Intervention Follow On

Nice note by Frank Rich on the growing rage of Americans for the continuing parade of financial recklessness and fecklessness. He “retweets” a letter to the editor by Paulette Altmaier from Cupertino CA who elegantly pens the phrase, “President Obama may not realize it yet, but his Katrina moment has arrived.”

Brilliant. I think that Paulette has really captured the underlying issue– the administration’s legitimacy is on the line in how it deals with the issues of corporate irresponsibility.
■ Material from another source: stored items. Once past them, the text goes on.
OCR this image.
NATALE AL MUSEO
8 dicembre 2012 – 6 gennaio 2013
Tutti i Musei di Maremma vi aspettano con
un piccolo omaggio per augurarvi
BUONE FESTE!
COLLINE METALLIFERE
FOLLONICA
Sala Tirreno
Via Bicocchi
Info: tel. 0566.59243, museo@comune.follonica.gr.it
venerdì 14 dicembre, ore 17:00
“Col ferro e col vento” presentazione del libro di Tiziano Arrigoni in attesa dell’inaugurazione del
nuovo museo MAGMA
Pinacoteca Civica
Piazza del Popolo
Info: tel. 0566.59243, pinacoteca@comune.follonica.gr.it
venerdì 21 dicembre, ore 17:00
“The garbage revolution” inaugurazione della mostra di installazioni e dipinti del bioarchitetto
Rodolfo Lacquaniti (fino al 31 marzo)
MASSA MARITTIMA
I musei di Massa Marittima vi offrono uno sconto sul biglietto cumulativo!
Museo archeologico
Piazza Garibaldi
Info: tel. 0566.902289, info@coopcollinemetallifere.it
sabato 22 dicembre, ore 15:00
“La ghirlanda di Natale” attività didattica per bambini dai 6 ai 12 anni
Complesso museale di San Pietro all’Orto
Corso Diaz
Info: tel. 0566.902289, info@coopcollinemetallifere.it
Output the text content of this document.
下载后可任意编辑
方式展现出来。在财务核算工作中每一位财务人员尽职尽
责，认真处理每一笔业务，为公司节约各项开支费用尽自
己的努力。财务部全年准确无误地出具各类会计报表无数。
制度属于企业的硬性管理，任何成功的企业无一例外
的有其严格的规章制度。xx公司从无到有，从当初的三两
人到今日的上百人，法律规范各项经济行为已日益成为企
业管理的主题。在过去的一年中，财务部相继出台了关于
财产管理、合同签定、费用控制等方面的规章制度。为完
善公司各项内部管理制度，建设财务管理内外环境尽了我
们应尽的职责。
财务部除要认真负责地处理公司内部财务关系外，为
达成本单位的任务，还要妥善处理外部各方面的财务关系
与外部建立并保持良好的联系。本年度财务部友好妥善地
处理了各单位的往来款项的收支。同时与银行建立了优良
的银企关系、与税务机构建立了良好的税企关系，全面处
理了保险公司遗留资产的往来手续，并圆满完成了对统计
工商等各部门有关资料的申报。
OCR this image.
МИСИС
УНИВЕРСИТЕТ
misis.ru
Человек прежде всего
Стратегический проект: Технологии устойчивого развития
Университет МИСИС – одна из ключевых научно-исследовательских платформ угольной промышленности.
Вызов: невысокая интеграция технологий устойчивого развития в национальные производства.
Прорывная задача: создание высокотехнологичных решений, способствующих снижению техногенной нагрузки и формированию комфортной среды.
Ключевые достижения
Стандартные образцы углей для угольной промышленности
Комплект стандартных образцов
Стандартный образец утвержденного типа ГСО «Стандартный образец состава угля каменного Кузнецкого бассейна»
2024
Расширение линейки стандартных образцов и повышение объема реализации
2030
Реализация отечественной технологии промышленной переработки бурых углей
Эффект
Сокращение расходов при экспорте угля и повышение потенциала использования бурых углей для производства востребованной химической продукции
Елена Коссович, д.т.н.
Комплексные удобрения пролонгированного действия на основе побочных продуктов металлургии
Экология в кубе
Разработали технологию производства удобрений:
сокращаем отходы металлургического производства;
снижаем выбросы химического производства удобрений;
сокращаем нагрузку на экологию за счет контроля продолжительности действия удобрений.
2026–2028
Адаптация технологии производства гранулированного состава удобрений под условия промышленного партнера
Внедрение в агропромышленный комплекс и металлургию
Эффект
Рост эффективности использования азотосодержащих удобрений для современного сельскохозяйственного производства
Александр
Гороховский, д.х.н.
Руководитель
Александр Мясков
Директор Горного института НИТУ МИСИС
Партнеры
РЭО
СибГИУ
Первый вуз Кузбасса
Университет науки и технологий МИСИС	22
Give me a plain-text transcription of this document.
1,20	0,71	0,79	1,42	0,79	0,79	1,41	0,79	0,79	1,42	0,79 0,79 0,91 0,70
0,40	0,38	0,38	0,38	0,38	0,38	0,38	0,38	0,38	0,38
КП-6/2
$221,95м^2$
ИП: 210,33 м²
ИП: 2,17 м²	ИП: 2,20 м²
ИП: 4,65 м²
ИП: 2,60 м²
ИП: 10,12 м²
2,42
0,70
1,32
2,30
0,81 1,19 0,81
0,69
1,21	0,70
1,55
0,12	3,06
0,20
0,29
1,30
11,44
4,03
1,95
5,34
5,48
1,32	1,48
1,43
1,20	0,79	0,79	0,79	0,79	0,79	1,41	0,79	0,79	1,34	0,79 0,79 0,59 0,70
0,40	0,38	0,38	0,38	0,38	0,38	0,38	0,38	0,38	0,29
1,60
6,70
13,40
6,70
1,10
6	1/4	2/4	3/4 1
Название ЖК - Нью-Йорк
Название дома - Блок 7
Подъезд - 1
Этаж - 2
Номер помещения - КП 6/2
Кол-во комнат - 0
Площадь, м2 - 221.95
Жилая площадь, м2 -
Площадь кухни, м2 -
And this is not just banking or high finance. The S&P500 lost about 38.5% of its value in CY2008. I would be very curious to see how shareholder value fared with respect to corporate executive compensation. While we need to be cautious and not grab  pitchforks and torches, it seems that there’s a real need to rationalize executive compensation. However, I advocate that executive compensation needs protection against abuse so that a free market is maintained, not because we are embarking upon a doomed path of economic class warfare. A small point, but important to me.

What we need is for efficient market action to purge ineffective companies and leadership and replace them with efficacious companies and leaders. (If this can be done without blowing up the global financial system and causing economic Armageddon next time, so much the better.) After all, market forces in unregulated markets should exorcise executives that enrich themselves at the expense of the business owners (equity holders, this means you.) If there are structural reasons this is not happening, then there is a regulatory gap that is distorting free market mechanisms that needs correcting.

The administration needs to walk a fine line between populism that degenerates into class squabbling and the “elephant in the living room” of failing to effectively address the issue. Either extreme will fail, albeit with different results. However, Frank Rich points out as I do in my Intervention note, that there is real concern that the regulators that we need to confront this complex problem may themselves be hopelessly compromised because of their personal past relationships with industry and financial services.